Sundrop’s founder and CEO, on the other hand, is not at first glance an eco-warrior poster child. True, there are plenty of posh boys dabbling in ethical and organic farming, but on paper, Philipp Saumweber could be a comedy all-purpose hate figure. He is a wealthy, Gordonstoun-educated German with a Harvard MBA, immaculate manners, an American accent, Teutonic efficiency and a career that has taken him from hedge-fund management to Goldman Sachs to joining his family’s Munich-based agricultural investment business. However, in the typical way stereotypes can let you down, apart from being a thoroughly nice, softly spoken and clearly visionary man, Saumweber has also made a brilliant but ailing idea work, turning a charmingly British, Amstrad-like technology into the horticultural equivalent of Apple.
Soon after becoming immersed in agriculture as a business, he says, he realized that it essentially involved “turning diesel into food and adding water.”
Whether you were a tree-hugger or a number cruncher, Saumweber reasoned, this was not good.
“So I began to get interested in the idea of saline agriculture. Fresh water is so scarce, yet we’re almost drowning in seawater. I spent a lot of time in libraries researching it, Charlie Paton’s name kept coming up, and that’s what started things. He’d been working on the technology since 1991, was smart and although his approach was obviously home-grown and none of his pilot projects had really worked — in fact they’d all been scrapped — he had something too promising to ignore,” Saumweber said.
Despite having given Paton a large, undisclosed ex-gratia settlement when Sundrop and Seawater divorced in February — a sum Paton still says he was very happy with — Saumweber continues to be gracious about his former business partner, and says he wishes he was still on board, as he is a better propagandist and salesman for this ultimate sustainable technology than anyone else he has met.
CLASH OF STYLES
“What we liked about Charlie’s idea, as did the engineers we got in to assess Seawater Greenhouse, is that it addressed the water issue doubly by proposing a greenhouse which made water in an elegant way and linked this to a system to use seawater to cool the greenhouse,” Saumweber said.

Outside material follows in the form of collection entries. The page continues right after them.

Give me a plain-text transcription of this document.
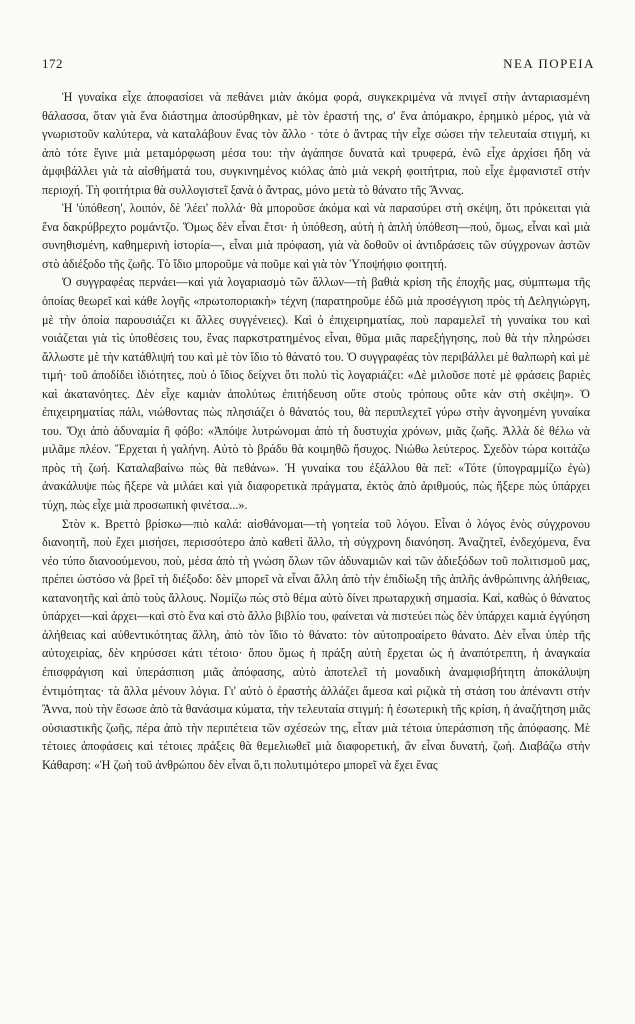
172	ΝΕΑ ΠΟΡΕΙΑ

Ἡ γυναίκα εἶχε ἀποφασίσει νὰ πεθάνει μιὰν ἀκόμα φορά, συγκεκριμένα νὰ πνιγεῖ στὴν ἀνταριασμένη θάλασσα, ὅταν γιὰ ἕνα διάστημα ἀποσύρθηκαν, μὲ τὸν ἐραστή της, σ' ἕνα ἀπόμακρο, ἐρημικὸ μέρος, γιὰ νὰ γνωριστοῦν καλύτερα, νὰ καταλάβουν ἕνας τὸν ἄλλο · τότε ὁ ἄντρας τὴν εἶχε σώσει τὴν τελευταία στιγμή, κι ἀπὸ τότε ἔγινε μιὰ μεταμόρφωση μέσα του: τὴν ἀγάπησε δυνατὰ καὶ τρυφερά, ἐνῶ εἶχε ἀρχίσει ἤδη νὰ ἀμφιβάλλει γιὰ τὰ αἰσθήματά του, συγκινημένος κιόλας ἀπὸ μιὰ νεκρὴ φοιτήτρια, ποὺ εἶχε ἐμφανιστεῖ στὴν περιοχή. Τὴ φοιτήτρια θὰ συλλογιστεῖ ξανὰ ὁ ἄντρας, μόνο μετὰ τὸ θάνατο τῆς Ἄννας.

Ἡ 'ὑπόθεση', λοιπόν, δὲ 'λέει' πολλά· θὰ μποροῦσε ἀκόμα καὶ νὰ παρασύρει στὴ σκέψη, ὅτι πρόκειται γιὰ ἕνα δακρύβρεχτο ρομάντζο. Ὅμως δὲν εἶναι ἔτσι· ἡ ὑπόθεση, αὐτὴ ἡ ἁπλὴ ὑπόθεση—πού, ὅμως, εἶναι καὶ μιὰ συνηθισμένη, καθημερινὴ ἱστορία—, εἶναι μιὰ πρόφαση, γιὰ νὰ δοθοῦν οἱ ἀντιδράσεις τῶν σύγχρονων ἀστῶν στὸ ἀδιέξοδο τῆς ζωῆς. Τὸ ἴδιο μποροῦμε νὰ ποῦμε καὶ γιὰ τὸν Ὑποψήφιο φοιτητή.

Ὁ συγγραφέας περνάει—καὶ γιὰ λογαριασμὸ τῶν ἄλλων—τὴ βαθιὰ κρίση τῆς ἐποχῆς μας, σύμπτωμα τῆς ὁποίας θεωρεῖ καὶ κάθε λογῆς «πρωτοποριακὴ» τέχνη (παρατηροῦμε ἐδῶ μιὰ προσέγγιση πρὸς τὴ Δεληγιώργη, μὲ τὴν ὁποία παρουσιάζει κι ἄλλες συγγένειες). Καὶ ὁ ἐπιχειρηματίας, ποὺ παραμελεῖ τὴ γυναίκα του καὶ νοιάζεται γιὰ τὶς ὑποθέσεις του, ἕνας παρκστρατημένος εἶναι, θῦμα μιᾶς παρεξήγησης, ποὺ θὰ τὴν πληρώσει ἄλλωστε μὲ τὴν κατάθλιψή του καὶ μὲ τὸν ἴδιο τὸ θάνατό του. Ὁ συγγραφέας τὸν περιβάλλει μὲ θαλπωρὴ καὶ μὲ τιμή· τοῦ ἀποδίδει ἰδιότητες, ποὺ ὁ ἴδιος δείχνει ὅτι πολὺ τὶς λογαριάζει: «Δὲ μιλοῦσε ποτὲ μὲ φράσεις βαριὲς καὶ ἀκατανόητες. Δὲν εἶχε καμιὰν ἀπολύτως ἐπιτήδευση οὔτε στοὺς τρόπους οὔτε κὰν στὴ σκέψη». Ὁ ἐπιχειρηματίας πάλι, νιώθοντας πὼς πλησιάζει ὁ θάνατός του, θὰ περιπλεχτεῖ γύρω στὴν ἀγνοημένη γυναίκα του. Ὄχι ἀπὸ ἀδυναμία ἢ φόβο: «Ἀπόψε λυτρώνομαι ἀπὸ τὴ δυστυχία χρόνων, μιᾶς ζωῆς. Ἀλλὰ δὲ θέλω νὰ μιλᾶμε πλέον. Ἔρχεται ἡ γαλήνη. Αὐτὸ τὸ βράδυ θὰ κοιμηθῶ ἥσυχος. Νιώθω λεύτερος. Σχεδὸν τώρα κοιτάζω πρὸς τὴ ζωή. Καταλαβαίνω πὼς θὰ πεθάνω». Ἡ γυναίκα του ἐξάλλου θὰ πεῖ: «Τότε (ὑπογραμμίζω ἐγὼ) ἀνακάλυψε πὼς ἤξερε νὰ μιλάει καὶ γιὰ διαφορετικὰ πράγματα, ἐκτὸς ἀπὸ ἀριθμούς, πὼς ἤξερε πὼς ὑπάρχει τύχη, πὼς εἶχε μιὰ προσωπικὴ φινέτσα...».

Στὸν κ. Βρεττὸ βρίσκω—πιὸ καλά: αἰσθάνομαι—τὴ γοητεία τοῦ λόγου. Εἶναι ὁ λόγος ἑνὸς σύγχρονου διανοητῆ, ποὺ ἔχει μισήσει, περισσότερο ἀπὸ καθετὶ ἄλλο, τὴ σύγχρονη διανόηση. Ἀναζητεῖ, ἐνδεχόμενα, ἕνα νέο τύπο διανοούμενου, ποὺ, μέσα ἀπὸ τὴ γνώση ὅλων τῶν ἀδυναμιῶν καὶ τῶν ἀδιεξόδων τοῦ πολιτισμοῦ μας, πρέπει ὡστόσο νὰ βρεῖ τὴ διέξοδο: δὲν μπορεῖ νὰ εἶναι ἄλλη ἀπὸ τὴν ἐπιδίωξη τῆς ἁπλῆς ἀνθρώπινης ἀλήθειας, κατανοητῆς καὶ ἀπὸ τοὺς ἄλλους. Νομίζω πὼς στὸ θέμα αὐτὸ δίνει πρωταρχικὴ σημασία. Καί, καθὼς ὁ θάνατος ὑπάρχει—καὶ ἀρχει—καὶ στὸ ἕνα καὶ στὸ ἄλλο βιβλίο του, φαίνεται νὰ πιστεύει πὼς δὲν ὑπάρχει καμιὰ ἐγγύηση ἀλήθειας καὶ αὐθεντικότητας ἄλλη, ἀπὸ τὸν ἴδιο τὸ θάνατο: τὸν αὐτοπροαίρετο θάνατο. Δὲν εἶναι ὑπὲρ τῆς αὐτοχειρίας, δὲν κηρύσσει κάτι τέτοιο· ὅπου ὅμως ἡ πράξη αὐτὴ ἔρχεται ὡς ἡ ἀναπότρεπτη, ἡ ἀναγκαία ἐπισφράγιση καὶ ὑπεράσπιση μιᾶς ἀπόφασης, αὐτὸ ἀποτελεῖ τὴ μοναδικὴ ἀναμφισβήτητη ἀποκάλυψη ἐντιμότητας· τὰ ἄλλα μένουν λόγια. Γι' αὐτὸ ὁ ἐραστὴς ἀλλάζει ἄμεσα καὶ ριζικὰ τὴ στάση του ἀπέναντι στὴν Ἄννα, ποὺ τὴν ἔσωσε ἀπὸ τὰ θανάσιμα κύματα, τὴν τελευταία στιγμή: ἡ ἐσωτερικὴ τῆς κρίση, ἡ ἀναζήτηση μιᾶς οὐσιαστικῆς ζωῆς, πέρα ἀπὸ τὴν περιπέτεια τῶν σχέσεών της, εἶταν μιὰ τέτοια ὑπεράσπιση τῆς ἀπόφασης. Μὲ τέτοιες ἀποφάσεις καὶ τέτοιες πράξεις θὰ θεμελιωθεῖ μιὰ διαφορετική, ἂν εἶναι δυνατή, ζωή. Διαβάζω στὴν Κάθαρση: «Ἡ ζωὴ τοῦ ἀνθρώπου δὲν εἶναι ὅ,τι πολυτιμότερο μπορεῖ νὰ ἔχει ἕνας
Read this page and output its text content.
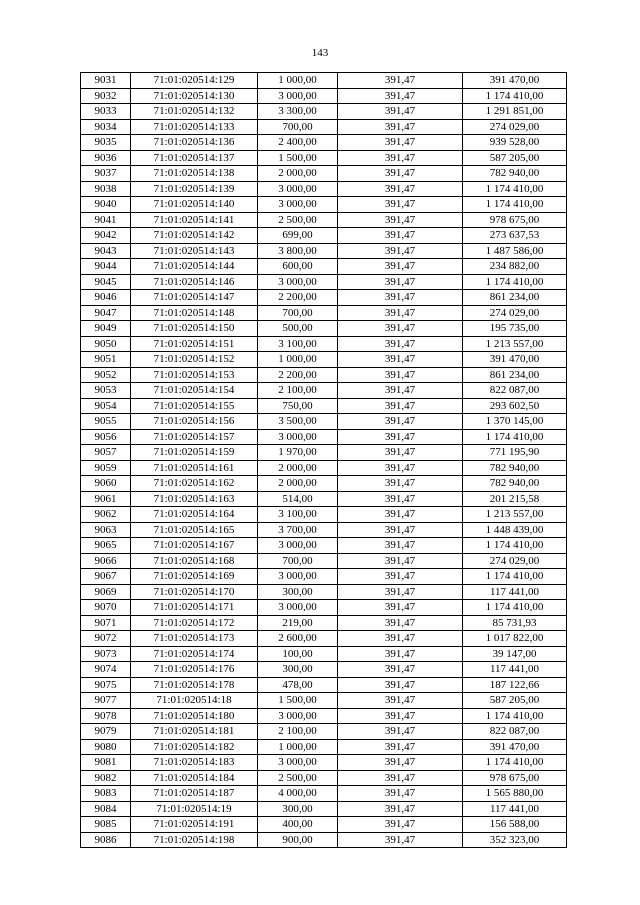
143
9031	71:01:020514:129	1 000,00	391,47	391 470,00
9032	71:01:020514:130	3 000,00	391,47	1 174 410,00
9033	71:01:020514:132	3 300,00	391,47	1 291 851,00
9034	71:01:020514:133	700,00	391,47	274 029,00
9035	71:01:020514:136	2 400,00	391,47	939 528,00
9036	71:01:020514:137	1 500,00	391,47	587 205,00
9037	71:01:020514:138	2 000,00	391,47	782 940,00
9038	71:01:020514:139	3 000,00	391,47	1 174 410,00
9040	71:01:020514:140	3 000,00	391,47	1 174 410,00
9041	71:01:020514:141	2 500,00	391,47	978 675,00
9042	71:01:020514:142	699,00	391,47	273 637,53
9043	71:01:020514:143	3 800,00	391,47	1 487 586,00
9044	71:01:020514:144	600,00	391,47	234 882,00
9045	71:01:020514:146	3 000,00	391,47	1 174 410,00
9046	71:01:020514:147	2 200,00	391,47	861 234,00
9047	71:01:020514:148	700,00	391,47	274 029,00
9049	71:01:020514:150	500,00	391,47	195 735,00
9050	71:01:020514:151	3 100,00	391,47	1 213 557,00
9051	71:01:020514:152	1 000,00	391,47	391 470,00
9052	71:01:020514:153	2 200,00	391,47	861 234,00
9053	71:01:020514:154	2 100,00	391,47	822 087,00
9054	71:01:020514:155	750,00	391,47	293 602,50
9055	71:01:020514:156	3 500,00	391,47	1 370 145,00
9056	71:01:020514:157	3 000,00	391,47	1 174 410,00
9057	71:01:020514:159	1 970,00	391,47	771 195,90
9059	71:01:020514:161	2 000,00	391,47	782 940,00
9060	71:01:020514:162	2 000,00	391,47	782 940,00
9061	71:01:020514:163	514,00	391,47	201 215,58
9062	71:01:020514:164	3 100,00	391,47	1 213 557,00
9063	71:01:020514:165	3 700,00	391,47	1 448 439,00
9065	71:01:020514:167	3 000,00	391,47	1 174 410,00
9066	71:01:020514:168	700,00	391,47	274 029,00
9067	71:01:020514:169	3 000,00	391,47	1 174 410,00
9069	71:01:020514:170	300,00	391,47	117 441,00
9070	71:01:020514:171	3 000,00	391,47	1 174 410,00
9071	71:01:020514:172	219,00	391,47	85 731,93
9072	71:01:020514:173	2 600,00	391,47	1 017 822,00
9073	71:01:020514:174	100,00	391,47	39 147,00
9074	71:01:020514:176	300,00	391,47	117 441,00
9075	71:01:020514:178	478,00	391,47	187 122,66
9077	71:01:020514:18	1 500,00	391,47	587 205,00
9078	71:01:020514:180	3 000,00	391,47	1 174 410,00
9079	71:01:020514:181	2 100,00	391,47	822 087,00
9080	71:01:020514:182	1 000,00	391,47	391 470,00
9081	71:01:020514:183	3 000,00	391,47	1 174 410,00
9082	71:01:020514:184	2 500,00	391,47	978 675,00
9083	71:01:020514:187	4 000,00	391,47	1 565 880,00
9084	71:01:020514:19	300,00	391,47	117 441,00
9085	71:01:020514:191	400,00	391,47	156 588,00
9086	71:01:020514:198	900,00	391,47	352 323,00
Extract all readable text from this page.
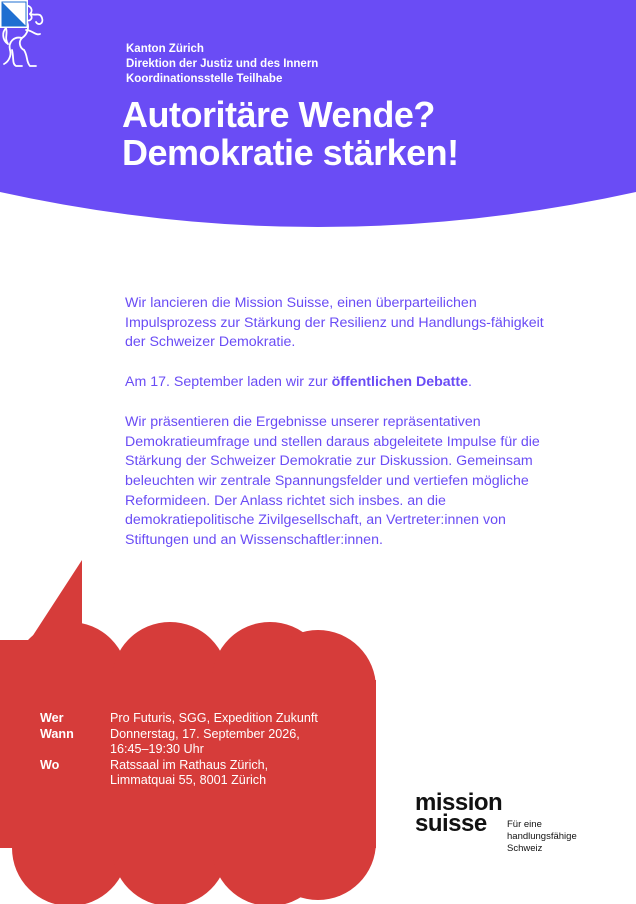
Kanton Zürich
Direktion der Justiz und des Innern
Koordinationsstelle Teilhabe
Autoritäre Wende?
Demokratie stärken!

Wir lancieren die Mission Suisse, einen überparteilichen Impulsprozess zur Stärkung der Resilienz und Handlungs-fähigkeit der Schweizer Demokratie.

Am 17. September laden wir zur öffentlichen Debatte.

Wir präsentieren die Ergebnisse unserer repräsentativen Demokratieumfrage und stellen daraus abgeleitete Impulse für die Stärkung der Schweizer Demokratie zur Diskussion. Gemeinsam beleuchten wir zentrale Spannungsfelder und vertiefen mögliche Reformideen. Der Anlass richtet sich insbes. an die demokratiepolitische Zivilgesellschaft, an Vertreter:innen von Stiftungen und an Wissenschaftler:innen.

Wer	Pro Futuris, SGG, Expedition Zukunft
Wann	Donnerstag, 17. September 2026,
16:45–19:30 Uhr
Wo	Ratssaal im Rathaus Zürich,
Limmatquai 55, 8001 Zürich
mission
suisse	Für eine
handlungsfähige
Schweiz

“What we didn’t realize at the start, and I don’t think Charlie ever adjusted to fully, was that even in arid regions, you get cold days and a greenhouse will need heating — hence the gas boiler, which cuts in to produce heat and electricity when it gets cold or cloudy, but which upset Charlie so much because it meant we weren’t 100 percent zero-energy any longer. What Charlie overlooked is that you can grow anything without heat and cooling, but it will be blemished and misshapen and will be rejected by the supermarkets. If you don’t match their standards, you’re not paid. It would be ideal if that weren’t the case, but we can’t take on the challenge of changing human behavior. So in the end, we had very different views on where the business should go. He’d found the perfect platform to keep tinkering and experimenting, while we just wanted to get into production. He’s a very nice man and I share a lot of his eco views, but it wasn’t possible to stay together,” Saumweber said.